Thu, Dec 3, 2015 in Miscellaneous using tags Python , Interview

This problem is from my recent online coding test. I didn’t solve it in the limited time cause I used a wrong way. When I realize that, I don’t have enough time to fix it. I feel regretful for failing the test.

Problem

Find quantiles for a population of N values. These values are index 1, …, N from lowest to highest. The Kth Q-quantile of such population is determined by computing the index lk = N * k / Q and taking the value found at index lk. If lk is not a integer, then it is rounded to the next integer to get the index. For a given value of Q, there will be (Q-1) quantiles.

For example, for Q = 2 the 1st (and only) quantile of the population {3, 5, 6} is 5. Explanation: N = 3, Q = 2, k = 1, which means l1 = ceiling(3 * 1 / 2) = 2. Value at index 2 is 5.

Input format

The solution should read input from Standard Input in the following format:

Q
M
v1 c1
v2 c2
...
vn cn

Here Q is the Q-quantile, M is the number of v/c pairs. vi is a value in the population, and ci is its count. Values of vi are guaranteed to be distinct, but may not necessarily appear in order.

For example:

3
3
7 2
6 2
5 2

The population of number is {7, 7, 6, 6, 5, 5} and we need to calculate the two 3-quantiles of this population.

Output format

Print out the values of all Q-quantiles to the Standard Output in ascending order, separated by newlines.

Sample output for the above example:

5
6

Constraints

  1. 1 ≤ N ≤ 1012
  2. 2 ≤ Q. However, Q is not guaranteed to be less than N
  3. 1 ≤ M ≤ 100000
  4. 1 ≤ ci
  5. vi and ci values are integers

Solutions

At first, I chose a very naïve way to solve this problem.
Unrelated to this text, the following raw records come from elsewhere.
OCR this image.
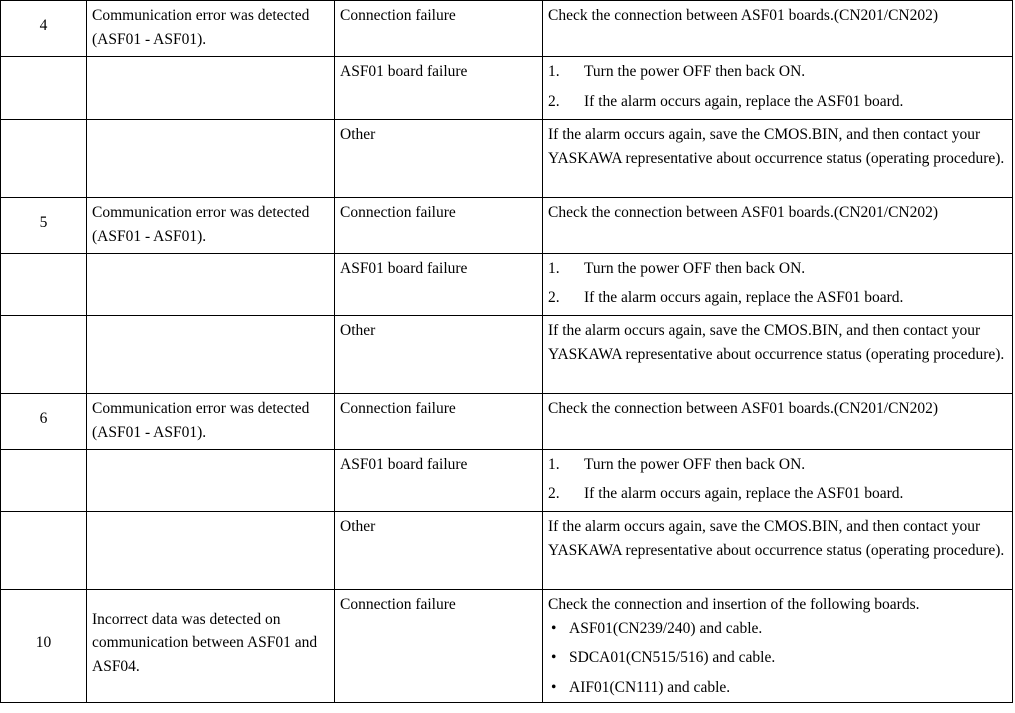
4	Communication error was detected (ASF01 - ASF01).	Connection failure	Check the connection between ASF01 boards.(CN201/CN202)
		ASF01 board failure	1. Turn the power OFF then back ON.
2. If the alarm occurs again, replace the ASF01 board.

		Other	If the alarm occurs again, save the CMOS.BIN, and then contact your YASKAWA representative about occurrence status (operating procedure).
5	Communication error was detected (ASF01 - ASF01).	Connection failure	Check the connection between ASF01 boards.(CN201/CN202)
		ASF01 board failure	1. Turn the power OFF then back ON.
2. If the alarm occurs again, replace the ASF01 board.

		Other	If the alarm occurs again, save the CMOS.BIN, and then contact your YASKAWA representative about occurrence status (operating procedure).
6	Communication error was detected (ASF01 - ASF01).	Connection failure	Check the connection between ASF01 boards.(CN201/CN202)
		ASF01 board failure	1. Turn the power OFF then back ON.
2. If the alarm occurs again, replace the ASF01 board.

		Other	If the alarm occurs again, save the CMOS.BIN, and then contact your YASKAWA representative about occurrence status (operating procedure).
10	Incorrect data was detected on communication between ASF01 and ASF04.	Connection failure	Check the connection and insertion of the following boards.
• ASF01(CN239/240) and cable.
• SDCA01(CN515/516) and cable.
• AIF01(CN111) and cable.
Read v/c pairs and create the whole list, then find all quantiles by their indexes. This is easy to understand and implement, but it will exceed memory limit when population is large.

Then I realized I should avoid building a list. I should calculate all quantiles’ indexes and retrieve values from v/c pairs. I believe the second idea is reasonable, However, in next 30 minutes, I spent too much time on considering data structure for saving pairs, sorting, loop through pairs. I didn’t submit correct code in time.

After the online test, I completed it. Here is my final solutions

import math
import sys

# Read lines from stdin
lines = sys.stdin.readlines()

# Read Q and M
Q = int(lines[0].rstrip())
M = int(lines[1].rstrip())

# Read population and save numbers and their counts in a list as format
# [[v1, c1], [v2, c2], ...]
input = list()
for line in lines[2:]:
    v, c = line.rstrip().split()
    input.append([int(v), int(c)])

# Sort by number
array = sorted(input, key=lambda pair: pair[0])

# Re-organize array by changing count in each pair to value's last index
total = 0
for pair in array:
    total += pair[1]
    pair[1] = total

# Find Q-quantiles and print it to stdout
k = 1
for v, i in array:
    if math.ceil(total * k / Q) >= total:
        break
    elif i < math.ceil(total * k / Q):
        pass
    else:
        print(v)
        k += 1

Frankly speaking, this coding problem is not very difficult. I could have solved it quickly.